Savoring green apples, what sinks gets seeded so deep
gets swallowed, and sprouts—

what lightning does to a willow
how evening rain undoes morning sun
what birds do to their own reflection, here is

something chiseled, here is sound pollution
the erasure
of stone.

What word exists for when the ocean moves us
standing still, for miles, across continents
that are colonized by none other than a soul

what word exists to replace soul with a thing so biological
you can prick its vein and donate platelets
count the leaves, count the loves

what word exists for when the names you scream are names
too raw to be sung at divine, reverberating decibels?

He points out every new hawk that arcs in circles
and now there are twelve, and the clock is rigid
symmetrical, and life goes on, windswept chimes
jangling, noticed in the unnoticing.

Sunday, April 3, 2016

Rare Morning

by Ed Hack

A chatty, misty morning for the birds
between the dawn and brighter light, a kind
of pause before real day begins, disturbs
this balanced and exquisite fragile time.
And here's the gold patina that ignites
the tree, but softly through the mist.
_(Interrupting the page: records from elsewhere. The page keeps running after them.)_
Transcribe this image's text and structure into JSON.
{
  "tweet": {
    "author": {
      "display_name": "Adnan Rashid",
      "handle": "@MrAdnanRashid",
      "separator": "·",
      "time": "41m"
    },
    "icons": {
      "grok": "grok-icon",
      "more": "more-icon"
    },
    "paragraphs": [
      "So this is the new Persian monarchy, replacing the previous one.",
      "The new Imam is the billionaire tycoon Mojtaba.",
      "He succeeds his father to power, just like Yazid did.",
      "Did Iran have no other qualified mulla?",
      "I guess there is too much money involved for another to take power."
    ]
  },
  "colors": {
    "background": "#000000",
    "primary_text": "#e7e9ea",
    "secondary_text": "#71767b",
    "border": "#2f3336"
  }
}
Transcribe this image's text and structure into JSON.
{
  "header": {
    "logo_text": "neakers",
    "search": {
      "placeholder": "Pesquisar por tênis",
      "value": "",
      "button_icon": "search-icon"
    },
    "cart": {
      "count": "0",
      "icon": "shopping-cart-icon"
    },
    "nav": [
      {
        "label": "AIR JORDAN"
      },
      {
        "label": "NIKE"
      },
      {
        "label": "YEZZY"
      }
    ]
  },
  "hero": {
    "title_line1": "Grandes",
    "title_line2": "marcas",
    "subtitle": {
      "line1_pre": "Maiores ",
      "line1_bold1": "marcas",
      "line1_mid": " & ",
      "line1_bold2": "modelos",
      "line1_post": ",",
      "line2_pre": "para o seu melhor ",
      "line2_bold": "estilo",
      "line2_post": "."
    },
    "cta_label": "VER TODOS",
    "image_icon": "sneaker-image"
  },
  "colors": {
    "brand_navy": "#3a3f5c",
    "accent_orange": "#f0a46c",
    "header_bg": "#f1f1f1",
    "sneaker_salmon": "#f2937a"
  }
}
A dove
repeats its hooting, dying call as light
clicks up one notch. This is what morning does.
But still no sharpness in the air, no edge
that shows this moment's passed--the day preserves
its gentleness as if this is a sketch
of paradise, which some few might deserve.
Another click, the light is plainer still.
The noise is coming soon. Now, peace, distilled.